Stating the Obvious: Regulation and Economic Growth

This article in the September 2003 NBER Digest states the obvious, or what many have thought to be the case, that economic regulation has an impact on capital investment.

In a new paper, Regulation and Investment (NBER Working Paper No. 9560), NBER Research Associate Alberto Alesina and co-authors Silvia Ardagna, Giuseppe Nicoletti, and Fabio Schiantarelli examine the relationship between product market regulation and capital spending. Their study is based on differences in regulation among OECD countries. Alesina et al exploit the fact that while most OECD countries have deregulated product markets over the past three decades, they differ in terms of their starting points and the timing, nature, and intensity of reforms.
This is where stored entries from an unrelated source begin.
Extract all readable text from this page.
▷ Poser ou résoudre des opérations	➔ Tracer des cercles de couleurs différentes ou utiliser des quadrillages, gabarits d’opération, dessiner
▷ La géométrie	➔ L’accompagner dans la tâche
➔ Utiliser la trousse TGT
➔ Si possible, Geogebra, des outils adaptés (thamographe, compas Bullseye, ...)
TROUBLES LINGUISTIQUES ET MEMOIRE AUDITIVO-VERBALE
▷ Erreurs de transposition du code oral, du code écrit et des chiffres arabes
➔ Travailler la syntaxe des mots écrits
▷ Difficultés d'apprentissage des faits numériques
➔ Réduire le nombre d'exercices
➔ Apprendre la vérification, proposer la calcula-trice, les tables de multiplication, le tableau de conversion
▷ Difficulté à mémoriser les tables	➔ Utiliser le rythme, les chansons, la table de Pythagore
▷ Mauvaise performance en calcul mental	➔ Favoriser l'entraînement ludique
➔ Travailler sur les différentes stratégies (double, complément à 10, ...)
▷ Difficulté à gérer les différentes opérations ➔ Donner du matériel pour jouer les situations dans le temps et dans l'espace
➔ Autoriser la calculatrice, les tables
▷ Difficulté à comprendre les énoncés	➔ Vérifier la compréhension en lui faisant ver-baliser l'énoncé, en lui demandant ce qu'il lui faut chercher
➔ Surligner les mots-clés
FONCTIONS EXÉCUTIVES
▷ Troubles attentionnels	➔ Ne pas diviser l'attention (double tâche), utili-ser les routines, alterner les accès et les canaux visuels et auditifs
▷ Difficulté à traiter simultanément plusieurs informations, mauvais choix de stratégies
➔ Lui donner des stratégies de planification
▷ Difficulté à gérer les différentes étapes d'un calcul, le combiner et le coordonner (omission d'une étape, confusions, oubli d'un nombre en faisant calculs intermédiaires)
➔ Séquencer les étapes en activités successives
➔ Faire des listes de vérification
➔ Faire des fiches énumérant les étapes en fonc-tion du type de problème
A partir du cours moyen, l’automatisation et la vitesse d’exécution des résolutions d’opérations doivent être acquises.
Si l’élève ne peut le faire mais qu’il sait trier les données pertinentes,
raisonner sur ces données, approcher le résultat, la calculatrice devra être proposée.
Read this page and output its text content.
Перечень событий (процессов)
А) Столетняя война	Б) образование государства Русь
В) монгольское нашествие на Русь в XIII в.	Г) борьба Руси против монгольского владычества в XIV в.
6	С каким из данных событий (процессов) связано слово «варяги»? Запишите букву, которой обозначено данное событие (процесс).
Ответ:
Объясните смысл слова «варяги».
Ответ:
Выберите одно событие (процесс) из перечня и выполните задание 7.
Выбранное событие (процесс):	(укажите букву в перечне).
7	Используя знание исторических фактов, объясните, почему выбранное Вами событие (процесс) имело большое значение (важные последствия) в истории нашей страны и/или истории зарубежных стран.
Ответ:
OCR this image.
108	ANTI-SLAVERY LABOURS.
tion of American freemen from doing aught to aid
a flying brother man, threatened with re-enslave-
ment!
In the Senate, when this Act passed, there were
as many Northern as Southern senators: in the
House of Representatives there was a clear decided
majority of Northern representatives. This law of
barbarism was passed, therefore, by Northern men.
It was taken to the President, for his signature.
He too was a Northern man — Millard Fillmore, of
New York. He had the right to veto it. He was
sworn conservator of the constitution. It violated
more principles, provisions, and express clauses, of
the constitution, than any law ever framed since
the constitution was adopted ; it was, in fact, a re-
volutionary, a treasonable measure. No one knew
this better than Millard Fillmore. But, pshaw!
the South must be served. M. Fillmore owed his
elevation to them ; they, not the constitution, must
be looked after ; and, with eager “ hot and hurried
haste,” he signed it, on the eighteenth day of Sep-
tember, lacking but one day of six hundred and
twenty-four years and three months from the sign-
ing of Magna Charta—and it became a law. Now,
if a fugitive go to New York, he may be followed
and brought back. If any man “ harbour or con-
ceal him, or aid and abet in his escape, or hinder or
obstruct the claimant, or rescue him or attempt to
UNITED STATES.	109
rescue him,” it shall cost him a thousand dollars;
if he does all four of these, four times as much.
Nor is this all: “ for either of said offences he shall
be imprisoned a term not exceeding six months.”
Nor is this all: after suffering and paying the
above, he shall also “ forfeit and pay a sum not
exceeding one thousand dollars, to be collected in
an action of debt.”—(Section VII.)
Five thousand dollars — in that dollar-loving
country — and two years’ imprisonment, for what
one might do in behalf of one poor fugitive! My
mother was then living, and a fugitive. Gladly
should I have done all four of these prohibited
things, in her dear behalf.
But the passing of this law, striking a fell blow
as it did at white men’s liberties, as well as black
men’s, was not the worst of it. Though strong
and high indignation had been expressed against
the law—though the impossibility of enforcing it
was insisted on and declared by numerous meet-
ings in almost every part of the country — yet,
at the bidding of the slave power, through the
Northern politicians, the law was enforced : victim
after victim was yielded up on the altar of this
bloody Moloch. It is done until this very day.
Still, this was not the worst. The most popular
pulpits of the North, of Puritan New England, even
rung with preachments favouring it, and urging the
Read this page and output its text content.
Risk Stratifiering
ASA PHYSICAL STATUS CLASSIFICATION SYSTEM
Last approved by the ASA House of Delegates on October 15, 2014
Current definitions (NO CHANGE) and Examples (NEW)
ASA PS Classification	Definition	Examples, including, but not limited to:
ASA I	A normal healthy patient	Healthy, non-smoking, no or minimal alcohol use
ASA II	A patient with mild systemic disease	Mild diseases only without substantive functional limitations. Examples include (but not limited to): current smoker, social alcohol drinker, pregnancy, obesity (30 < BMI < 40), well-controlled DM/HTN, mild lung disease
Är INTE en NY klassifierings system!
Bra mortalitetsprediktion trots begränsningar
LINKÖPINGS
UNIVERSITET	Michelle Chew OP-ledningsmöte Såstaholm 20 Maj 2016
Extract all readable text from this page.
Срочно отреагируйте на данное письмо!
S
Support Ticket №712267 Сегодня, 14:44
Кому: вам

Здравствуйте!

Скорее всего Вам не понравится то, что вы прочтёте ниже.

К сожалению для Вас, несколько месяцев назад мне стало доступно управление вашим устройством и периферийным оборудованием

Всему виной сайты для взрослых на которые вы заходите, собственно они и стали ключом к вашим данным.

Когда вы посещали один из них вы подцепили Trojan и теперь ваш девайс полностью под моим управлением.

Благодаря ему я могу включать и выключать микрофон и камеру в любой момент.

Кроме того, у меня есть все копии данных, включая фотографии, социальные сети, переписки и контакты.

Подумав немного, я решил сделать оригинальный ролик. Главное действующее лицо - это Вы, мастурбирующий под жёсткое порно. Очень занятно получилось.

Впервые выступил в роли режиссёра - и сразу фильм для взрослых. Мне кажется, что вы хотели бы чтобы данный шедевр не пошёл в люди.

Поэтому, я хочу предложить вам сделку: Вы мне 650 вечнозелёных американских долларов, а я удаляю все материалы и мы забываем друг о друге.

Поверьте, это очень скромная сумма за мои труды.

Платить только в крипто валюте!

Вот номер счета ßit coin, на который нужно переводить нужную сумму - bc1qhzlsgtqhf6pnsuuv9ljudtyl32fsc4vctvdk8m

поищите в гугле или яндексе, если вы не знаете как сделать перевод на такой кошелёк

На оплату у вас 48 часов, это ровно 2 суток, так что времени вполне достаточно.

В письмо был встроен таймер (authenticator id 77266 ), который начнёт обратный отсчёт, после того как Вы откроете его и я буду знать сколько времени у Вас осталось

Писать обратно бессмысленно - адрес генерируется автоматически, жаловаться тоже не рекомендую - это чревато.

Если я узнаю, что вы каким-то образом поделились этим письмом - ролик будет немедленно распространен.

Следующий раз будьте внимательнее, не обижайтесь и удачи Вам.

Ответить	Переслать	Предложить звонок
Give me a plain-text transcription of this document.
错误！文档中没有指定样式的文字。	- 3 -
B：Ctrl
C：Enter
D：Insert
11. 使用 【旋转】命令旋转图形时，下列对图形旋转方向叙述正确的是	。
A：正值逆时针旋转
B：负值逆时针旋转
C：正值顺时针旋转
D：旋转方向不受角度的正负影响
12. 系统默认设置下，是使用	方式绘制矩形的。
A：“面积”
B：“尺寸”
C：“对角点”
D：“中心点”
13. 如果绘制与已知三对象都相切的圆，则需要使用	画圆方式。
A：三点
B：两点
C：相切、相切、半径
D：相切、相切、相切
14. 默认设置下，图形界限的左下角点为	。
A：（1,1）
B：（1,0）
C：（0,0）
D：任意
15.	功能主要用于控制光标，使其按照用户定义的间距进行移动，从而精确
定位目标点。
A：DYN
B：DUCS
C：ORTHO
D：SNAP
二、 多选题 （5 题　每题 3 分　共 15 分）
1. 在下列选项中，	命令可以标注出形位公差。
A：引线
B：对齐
For example, the United States started deregulating in the 1970s. In 1977, 17 percent of U.S. gross national product was produced by fully regulated industries, and by 1988 this total had fallen to below 9 percent of GNP. The United Kingdom was another early reformer, while the laggards include Germany, France, and Italy.

The researchers demonstrate that a number of measures of regulation – in particular barriers to entry – are negatively related to investment. The implications of the analysis are clear: regulatory reforms – in particular those that liberalize entry – are very likely to spur investment; tight regulation of product markets restricts investment.

This isn't that surprising in my opinion when one considers that capital investments could play a role in the strategic behavior of firms. When there is regulation a firm no longer faces as much competition and the strategic aspect of capital maybe lessened.

Another interesting result is that privatization plays little role in investment. The others note that prior to privatization political pressure might have been influencing nationalized industries to over invest. Hence with privatization investment is curtailed to bring it back in-line with profit maximization.